Ce genre de femme pour laquelle on peut percevoir la folie libératrice de l’ordalie.
Car à bien l’observer, on sait alors que jamais elle ne sera nôtre. Elle appartient à un autre monde, un autre univers, céleste.
Je ne connais pas son véritable prénom, je ne connais rien de sa vie. J’aime ne rien savoir, car alors j’imagine, j’observe, je fantasme, je tente de percer les mystères de cette ensorceleuse à chacune de mes visites dans cette antre nocturne de la musique.
Ce soir, il y a quelque chose de différent en elle. Ses gestes sont imperceptiblement plus lents, son attention semble embuée d’un voile, sa carnation déjà si pâle est diaphane, son regard à l’accoutumée si perçant est perdu dans les limbes de son âme. Elle regarde mais ne voit pas.
C’est la première fois que j’observe tant de mélancolie en elle. Elle ajoute une parure énigmatique supplémentaire que je me délecte de vouloir lui ôter.

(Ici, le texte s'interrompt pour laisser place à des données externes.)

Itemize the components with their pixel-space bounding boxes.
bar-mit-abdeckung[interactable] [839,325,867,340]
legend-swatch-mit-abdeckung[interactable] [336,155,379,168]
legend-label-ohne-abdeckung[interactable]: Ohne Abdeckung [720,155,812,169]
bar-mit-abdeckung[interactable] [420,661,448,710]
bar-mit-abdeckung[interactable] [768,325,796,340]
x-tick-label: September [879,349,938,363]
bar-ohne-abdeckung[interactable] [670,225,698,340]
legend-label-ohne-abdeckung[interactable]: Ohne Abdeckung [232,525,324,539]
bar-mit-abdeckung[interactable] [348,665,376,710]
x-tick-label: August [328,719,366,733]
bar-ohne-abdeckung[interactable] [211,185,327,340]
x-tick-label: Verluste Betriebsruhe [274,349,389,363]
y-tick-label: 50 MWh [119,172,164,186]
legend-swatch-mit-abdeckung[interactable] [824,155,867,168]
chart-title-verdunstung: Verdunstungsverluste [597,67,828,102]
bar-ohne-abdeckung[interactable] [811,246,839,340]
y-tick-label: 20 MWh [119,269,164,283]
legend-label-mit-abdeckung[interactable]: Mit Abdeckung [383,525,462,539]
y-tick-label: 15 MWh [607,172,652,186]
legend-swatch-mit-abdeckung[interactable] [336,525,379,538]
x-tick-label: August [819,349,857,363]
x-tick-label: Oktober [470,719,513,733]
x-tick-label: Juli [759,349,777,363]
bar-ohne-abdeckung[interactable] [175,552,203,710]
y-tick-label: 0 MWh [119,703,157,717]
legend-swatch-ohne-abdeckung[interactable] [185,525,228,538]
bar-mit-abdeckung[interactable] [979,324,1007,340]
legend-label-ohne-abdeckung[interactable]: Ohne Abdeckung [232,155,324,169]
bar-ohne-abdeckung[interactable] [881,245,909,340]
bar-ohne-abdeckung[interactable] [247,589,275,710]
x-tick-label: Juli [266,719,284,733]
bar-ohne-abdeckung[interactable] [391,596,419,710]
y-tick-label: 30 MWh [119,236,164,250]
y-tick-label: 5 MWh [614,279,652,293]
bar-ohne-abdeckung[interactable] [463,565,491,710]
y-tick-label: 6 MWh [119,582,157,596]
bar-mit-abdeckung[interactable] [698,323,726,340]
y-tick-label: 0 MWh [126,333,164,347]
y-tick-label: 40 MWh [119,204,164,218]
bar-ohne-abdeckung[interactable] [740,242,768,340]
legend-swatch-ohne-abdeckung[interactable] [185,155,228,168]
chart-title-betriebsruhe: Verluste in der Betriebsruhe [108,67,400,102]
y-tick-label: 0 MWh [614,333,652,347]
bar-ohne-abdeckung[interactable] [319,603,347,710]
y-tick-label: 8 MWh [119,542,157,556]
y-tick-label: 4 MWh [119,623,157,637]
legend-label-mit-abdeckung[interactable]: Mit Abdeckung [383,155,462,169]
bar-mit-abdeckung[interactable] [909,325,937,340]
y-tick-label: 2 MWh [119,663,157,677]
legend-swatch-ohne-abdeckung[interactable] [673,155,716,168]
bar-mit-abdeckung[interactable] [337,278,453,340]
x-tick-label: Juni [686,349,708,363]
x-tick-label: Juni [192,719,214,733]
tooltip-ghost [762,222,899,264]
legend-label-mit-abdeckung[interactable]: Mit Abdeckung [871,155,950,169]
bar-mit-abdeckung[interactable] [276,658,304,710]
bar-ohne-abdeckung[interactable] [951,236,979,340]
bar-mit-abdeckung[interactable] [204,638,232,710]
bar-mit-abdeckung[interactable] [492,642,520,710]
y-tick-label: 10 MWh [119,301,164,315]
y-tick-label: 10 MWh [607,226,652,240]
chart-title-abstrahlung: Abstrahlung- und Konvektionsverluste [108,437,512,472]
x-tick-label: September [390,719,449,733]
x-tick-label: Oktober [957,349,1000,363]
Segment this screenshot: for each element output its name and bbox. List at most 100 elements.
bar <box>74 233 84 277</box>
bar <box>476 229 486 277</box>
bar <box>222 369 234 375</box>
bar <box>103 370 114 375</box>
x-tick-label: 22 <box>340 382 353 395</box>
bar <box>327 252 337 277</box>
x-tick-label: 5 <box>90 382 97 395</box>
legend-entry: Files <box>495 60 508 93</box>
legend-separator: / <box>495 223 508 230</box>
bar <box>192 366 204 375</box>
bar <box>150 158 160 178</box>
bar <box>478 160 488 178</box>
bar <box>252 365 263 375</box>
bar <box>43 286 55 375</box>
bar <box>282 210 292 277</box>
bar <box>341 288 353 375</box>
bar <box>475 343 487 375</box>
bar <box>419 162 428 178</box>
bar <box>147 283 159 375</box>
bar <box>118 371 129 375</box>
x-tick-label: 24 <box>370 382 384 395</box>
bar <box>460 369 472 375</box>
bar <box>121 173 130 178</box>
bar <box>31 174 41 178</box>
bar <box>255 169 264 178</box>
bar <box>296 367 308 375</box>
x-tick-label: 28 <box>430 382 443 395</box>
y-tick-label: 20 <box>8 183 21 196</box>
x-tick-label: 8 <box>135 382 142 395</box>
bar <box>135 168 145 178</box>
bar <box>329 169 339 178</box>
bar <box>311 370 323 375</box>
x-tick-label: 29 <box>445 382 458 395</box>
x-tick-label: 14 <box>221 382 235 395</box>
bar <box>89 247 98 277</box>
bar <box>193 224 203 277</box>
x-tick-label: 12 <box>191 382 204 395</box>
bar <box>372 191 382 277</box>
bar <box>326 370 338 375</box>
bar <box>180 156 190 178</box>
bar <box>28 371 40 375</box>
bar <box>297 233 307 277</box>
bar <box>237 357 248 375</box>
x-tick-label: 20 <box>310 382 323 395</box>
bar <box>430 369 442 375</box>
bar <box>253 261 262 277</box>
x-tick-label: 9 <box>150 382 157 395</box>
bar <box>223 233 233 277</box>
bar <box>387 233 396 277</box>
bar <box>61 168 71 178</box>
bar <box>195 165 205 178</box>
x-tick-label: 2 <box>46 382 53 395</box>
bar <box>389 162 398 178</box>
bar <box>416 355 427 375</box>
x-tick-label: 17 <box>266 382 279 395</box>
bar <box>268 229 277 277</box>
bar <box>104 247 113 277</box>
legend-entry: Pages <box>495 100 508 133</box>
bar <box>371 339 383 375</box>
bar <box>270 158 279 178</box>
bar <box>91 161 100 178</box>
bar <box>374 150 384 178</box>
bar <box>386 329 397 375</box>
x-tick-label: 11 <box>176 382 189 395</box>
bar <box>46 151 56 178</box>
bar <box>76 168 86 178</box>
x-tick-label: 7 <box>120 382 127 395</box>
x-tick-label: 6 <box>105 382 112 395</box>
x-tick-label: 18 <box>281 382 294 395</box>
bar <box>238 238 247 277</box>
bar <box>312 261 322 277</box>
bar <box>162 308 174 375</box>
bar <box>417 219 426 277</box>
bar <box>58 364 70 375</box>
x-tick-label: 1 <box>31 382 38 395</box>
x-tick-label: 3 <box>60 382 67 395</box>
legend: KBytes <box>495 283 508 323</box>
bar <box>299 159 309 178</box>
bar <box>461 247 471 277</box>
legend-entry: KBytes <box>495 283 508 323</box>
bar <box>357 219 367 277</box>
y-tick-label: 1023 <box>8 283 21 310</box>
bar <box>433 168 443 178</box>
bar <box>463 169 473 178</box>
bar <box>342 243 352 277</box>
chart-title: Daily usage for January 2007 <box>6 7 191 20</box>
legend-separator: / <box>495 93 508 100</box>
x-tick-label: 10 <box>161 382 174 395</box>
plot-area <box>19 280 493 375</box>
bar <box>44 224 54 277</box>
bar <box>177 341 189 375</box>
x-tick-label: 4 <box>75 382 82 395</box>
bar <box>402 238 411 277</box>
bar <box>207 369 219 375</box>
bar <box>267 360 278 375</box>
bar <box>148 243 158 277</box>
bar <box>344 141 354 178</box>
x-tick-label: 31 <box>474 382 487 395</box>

Alors qu’elle s’installe sur le tabouret de satin rouge, je sais que la mélodie de ce soir sera différente, je sais qu’elle offrira une carte aux trésors qui me rapprochera d’elle.
Elle pousse de son index une mèche de cheveux imaginaire sur sa nuque, reste quelques secondes immobiles devant son piano, les mains posées à plat sur ses jambes graciles, comme saisie par l’instant.
Depuis un souffle profond, intime, les premières notes s’échappent et dansent pendant de longues minutes savoureuses avant de mourir sur ces dernières phrases ;
"Je te laisserai des mots
En-dessous de ta porte
En-dessous de tes murs qui chantent
Tout près de la place où tes pieds passent
Cachés dans les trous de ton divan
Et quand tu es seul pendant un instant
Ramasse-moi
Quand tu voudras
Embrasse-moi
Quand tu voudras
Ramasse-moi
Quand tu voudras"
(Patrick Watson 2010)
Sa musique s'arrête, elle reste un instant sidérée devant les touches de nacre, puis ramenée par les quelques applaudissements, elle ramasse ses partitions. Elle ne semble pas prêter attention à l'admiration que la salle lui renvoie, elle feint un sourire en se levant avant de descendre, absente, les quelques marches de la scène.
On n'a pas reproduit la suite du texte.